Polyostotic Fibrous Dysplasia. Radiograph shows collapse of multiple vertebral bodies (T6, T10, T12) with a ground glass matrix.

The treatment of monostotic fibrous dysplasia of the spine varies widely, from wait-and-see policy to biopsy and surgical resection.

Langerhans’ cell histiocytosis

Langerhans’ cell histiocytosis (LCH) is a rare disorder characterized by proliferation of histiocytes or macrophages [52]. LCH can affect patients of any age, although it most commonly present in patients younger than 15 years, with a male predominance. Spinal involvement is seen in 10–15% with predilection in the thoracic spine, followed by the lumbar and cervical spine. Vertebral bodies are involved much more commonly than the posterior elements [53].

The most common presenting symptom is dull pain. Neurologic complications are rare and usually mild [54].

Histopathologically, eosinophilic granulomas display a characteristic “tennis racquet”-shaped “Birbeck granule” in the cytoplasm [49].

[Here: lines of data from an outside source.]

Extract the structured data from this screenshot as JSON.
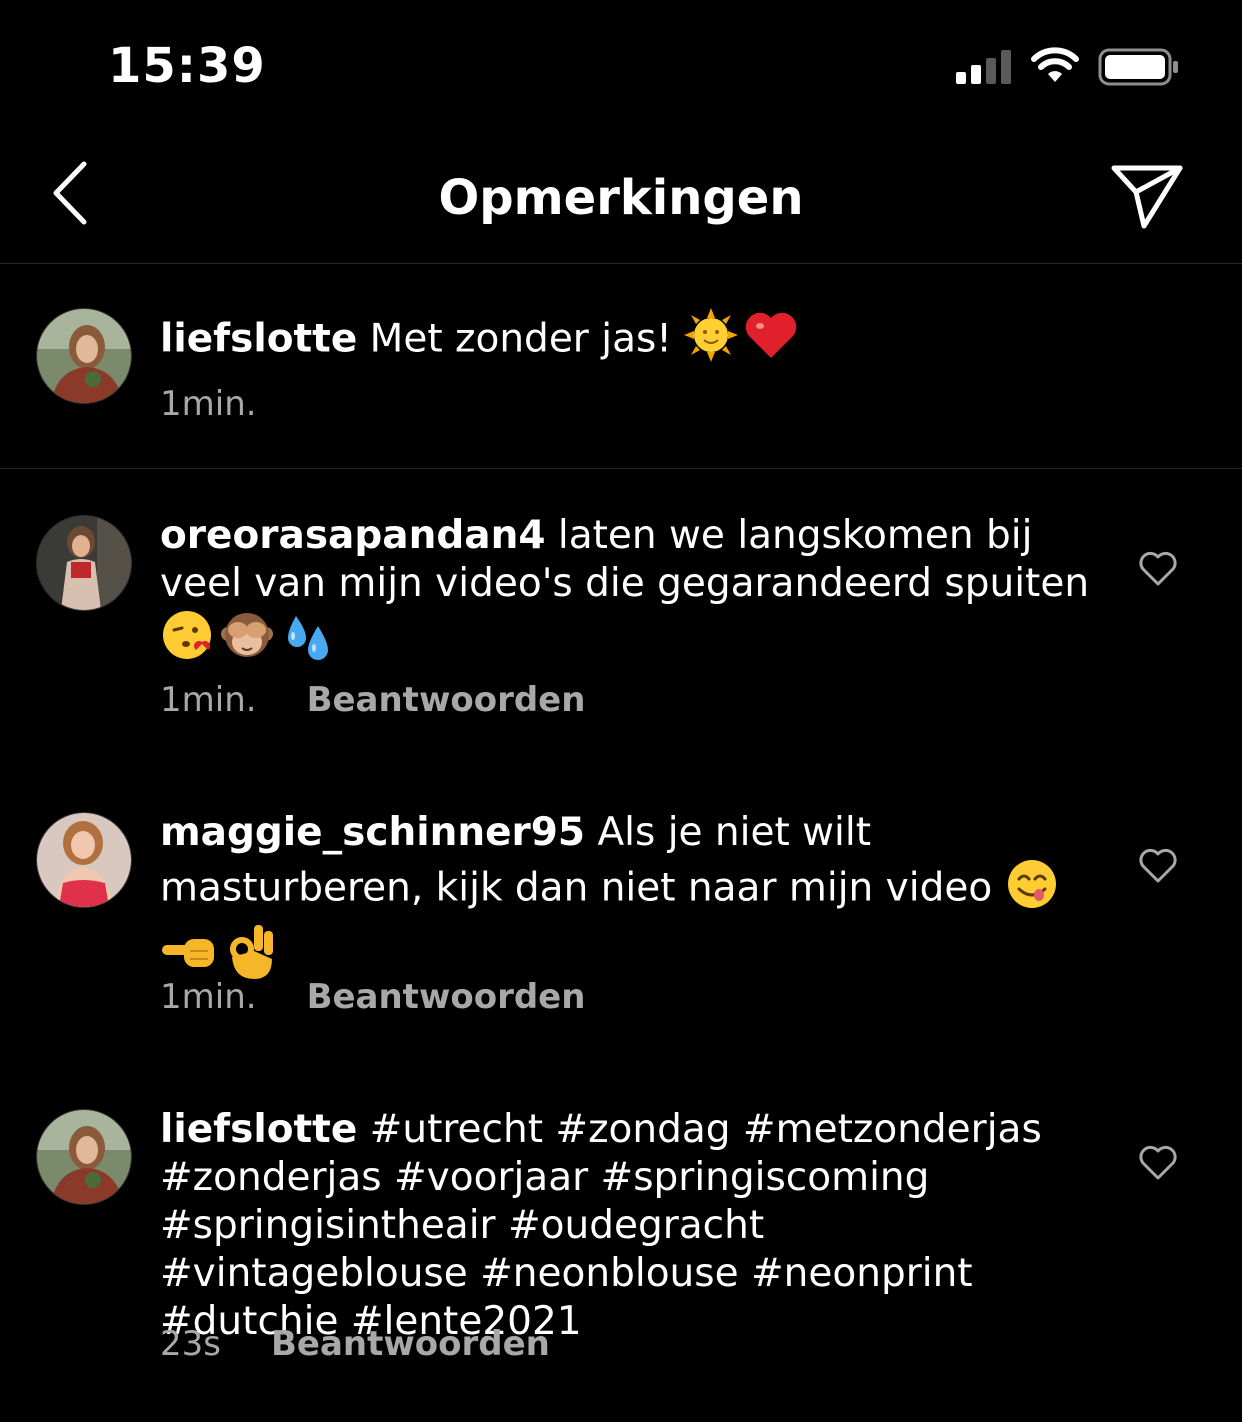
{
  "status_bar": {
    "time": "15:39",
    "icons": [
      "signal-icon",
      "wifi-icon",
      "battery-icon"
    ]
  },
  "nav": {
    "title": "Opmerkingen",
    "back_icon": "chevron-left-icon",
    "share_icon": "paper-plane-icon"
  },
  "caption": {
    "username": "liefslotte",
    "text": " Met zonder jas! ",
    "emojis": [
      "sun-with-face",
      "red-heart"
    ],
    "time": "1min."
  },
  "comments": [
    {
      "username": "oreorasapandan4",
      "text": " laten we langskomen bij veel van mijn video's die gegarandeerd spuiten",
      "emojis": [
        "face-blowing-kiss",
        "see-no-evil-monkey",
        "sweat-droplets"
      ],
      "time": "1min.",
      "reply_label": "Beantwoorden"
    },
    {
      "username": "maggie_schinner95",
      "text": " Als je niet wilt masturberen, kijk dan niet naar mijn video ",
      "emojis": [
        "face-savoring-food",
        "backhand-index-pointing-left",
        "ok-hand"
      ],
      "time": "1min.",
      "reply_label": "Beantwoorden"
    },
    {
      "username": "liefslotte",
      "text": " #utrecht #zondag #metzonderjas #zonderjas #voorjaar #springiscoming #springisintheair #oudegracht #vintageblouse #neonblouse #neonprint #dutchie #lente2021",
      "emojis": [],
      "time": "23s",
      "reply_label": "Beantwoorden"
    }
  ],
  "colors": {
    "background": "#000000",
    "text": "#ffffff",
    "secondary": "#a8a8a8",
    "divider": "#262626"
  }
}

Radiographs show an anterior wedging with a characteristic “vertebra plana” appearance (Figure 9). Epidural soft-tissue extension may be seen on CT or MRI. MRI shows preservation of the adjacent disk spaces which helps differentiating the lesion from infection.

Figure 9 

Eosinophilic granuloma (solitary form of Langerhans’ cell histiocytosis). Lateral radiograph shows collapse of the vertebral body L1 (vertebra plana).

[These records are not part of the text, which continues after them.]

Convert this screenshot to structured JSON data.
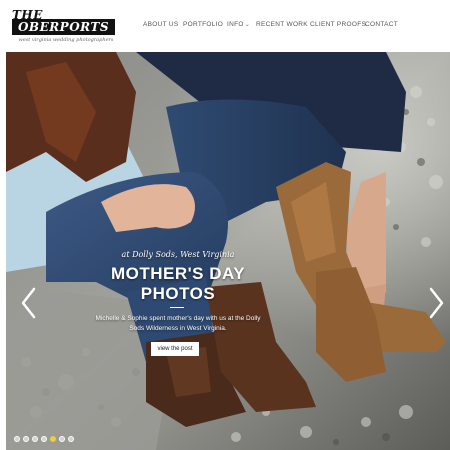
{
  "header": {
    "logo_line1": "THE",
    "logo_line2": "OBERPORTS",
    "logo_tagline": "west virginia wedding photographers"
  },
  "nav": {
    "items": [
      {
        "label": "ABOUT US"
      },
      {
        "label": "PORTFOLIO"
      },
      {
        "label": "INFO",
        "has_dropdown": true
      },
      {
        "label": "RECENT WORK"
      },
      {
        "label": "CLIENT PROOFS"
      },
      {
        "label": "CONTACT"
      }
    ],
    "dropdown_icon": "chevron-down-icon"
  },
  "slider": {
    "location": "at Dolly Sods, West Virginia",
    "title_line1": "MOTHER'S DAY",
    "title_line2": "PHOTOS",
    "description": "Michelle & Sophie spent mother's day with us at the Dolly Sods Wilderness in West Virginia.",
    "button_label": "view the post",
    "prev_icon": "chevron-left-icon",
    "next_icon": "chevron-right-icon",
    "slide_count": 7,
    "active_slide": 5,
    "active_dot_color": "#e8cf3b"
  }
}
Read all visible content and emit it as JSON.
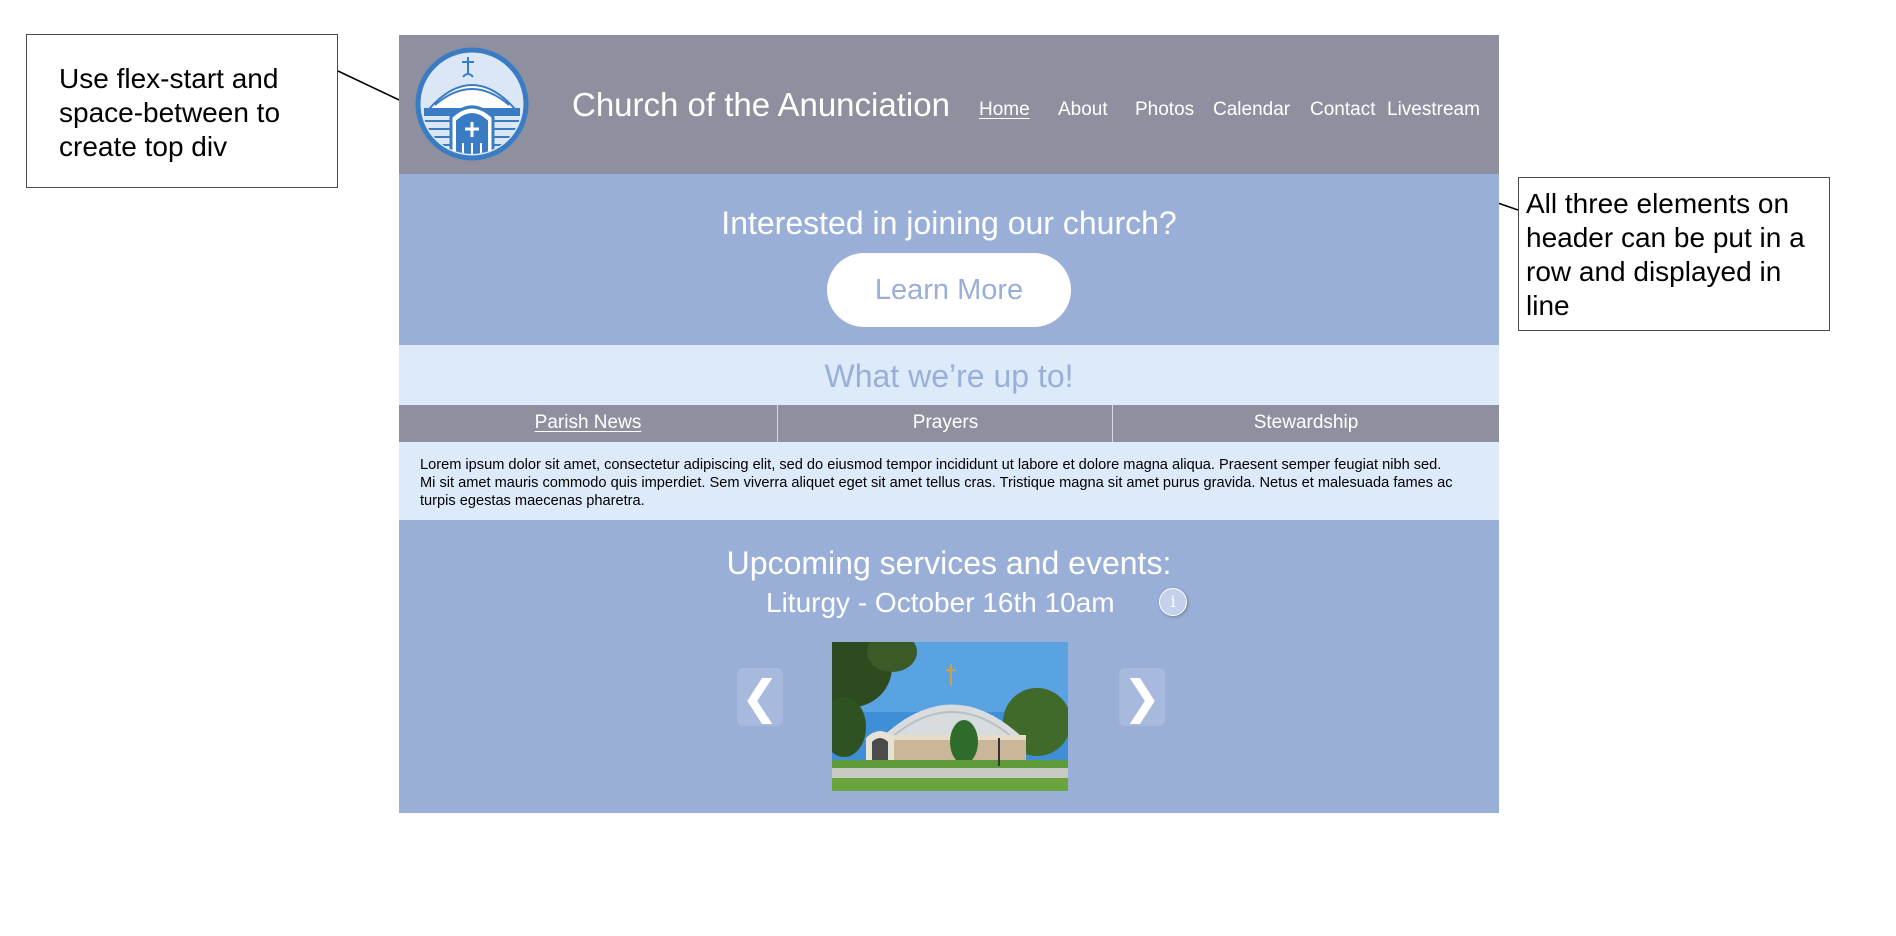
{
  "annotations": {
    "left_note": "Use flex-start and space-between to create top div",
    "right_note": "All three elements on header can be put in a row and displayed in line"
  },
  "header": {
    "logo_icon": "church-logo-icon",
    "title": "Church of the Anunciation",
    "nav": [
      {
        "label": "Home",
        "active": true
      },
      {
        "label": "About",
        "active": false
      },
      {
        "label": "Photos",
        "active": false
      },
      {
        "label": "Calendar",
        "active": false
      },
      {
        "label": "Contact",
        "active": false
      },
      {
        "label": "Livestream",
        "active": false
      }
    ]
  },
  "join": {
    "heading": "Interested in joining our church?",
    "button_label": "Learn More"
  },
  "updates": {
    "heading": "What we’re up to!",
    "tabs": [
      {
        "label": "Parish News",
        "active": true
      },
      {
        "label": "Prayers",
        "active": false
      },
      {
        "label": "Stewardship",
        "active": false
      }
    ],
    "body": "Lorem ipsum dolor sit amet, consectetur adipiscing elit, sed do eiusmod tempor incididunt ut labore et dolore magna aliqua. Praesent semper feugiat nibh sed. Mi sit amet mauris commodo quis imperdiet. Sem viverra aliquet eget sit amet tellus cras. Tristique magna sit amet purus gravida. Netus et malesuada fames ac turpis egestas maecenas pharetra."
  },
  "events": {
    "heading": "Upcoming services and events:",
    "event": "Liturgy - October 16th 10am",
    "info_icon": "info-icon",
    "prev_glyph": "❮",
    "next_glyph": "❯",
    "prev_icon": "chevron-left-icon",
    "next_icon": "chevron-right-icon",
    "photo": "church-building-photo"
  },
  "colors": {
    "header_bg": "#8f909f",
    "accent_blue": "#9aafd8",
    "light_blue": "#ddeafa",
    "logo_blue": "#3a7cc4"
  }
}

The differential diagnosis include other destructive lesion including Ewing sarcoma, lymphoma, leukemia, and metastasis. Trauma should be considered as well in case of vertebra plana [53].

Therapeutic options range from clinical/radiological monitoring to cervical or lumbar orthoses, CT-guided intralesional infiltration of corticosteroids, surgical curettage and bone grafting, or even radical resection of the affected bone [55].

Dense Bone Island (Enostosis)

Enostoses are relatively common lesions with an incidence of up to 14% in cadaveric studies. These lesions are found in all age groups with no significant gender predilection [56]. Histologically, enostosis represent a developmental hamartomatous cortical bone embedded within the trabecular network of the medullary cavity [29]. They are related to dysplasias of endochondral bone formation [56]. Radiography and CT demonstrate a homogeneously dense, sclerotic focus of cancellous bone with distinctive radiating spiculations at their periphery, resulting in a so-called “brush border”. Enostoses are of low signal intensity on T1 and T2-WI. They may show increased activity on bone scintigraphy in less than 10% of cases (Figure 10) [54]. The main differential diagnosis is osteoblastic metastasis. CT attenuation measurements may be helpful to distinguish untreated osteoblastic metastases from enostoses [57]. Biopsy should be considered if the lesion increases in diameter by more than 25% during a six-month period [58].

Figure 10 

Enostosis of L1. Radiograph (a) and coronal reformatted CT (b) show a focal area of dense bone similar to cortical bone. Bone scintigraphy (c) show an avid uptake. Sagittal T2-WI (d), axial T2-WI (e) and axial T1-WI after administration of gadolinium contrast (f) show central low signal intensity surrounded by intermediate T2 signal and peripheral enhancement.


The combination of age, location, and imaging appearance is often needed for a correct diagnosis of benign spinal tumors. Careful analysis of semiological signs may allow precise characterization of most benign bone tumors of the spine and helps in differentation from malignant primary spinal tumors, metastases or other non tumoral lesions.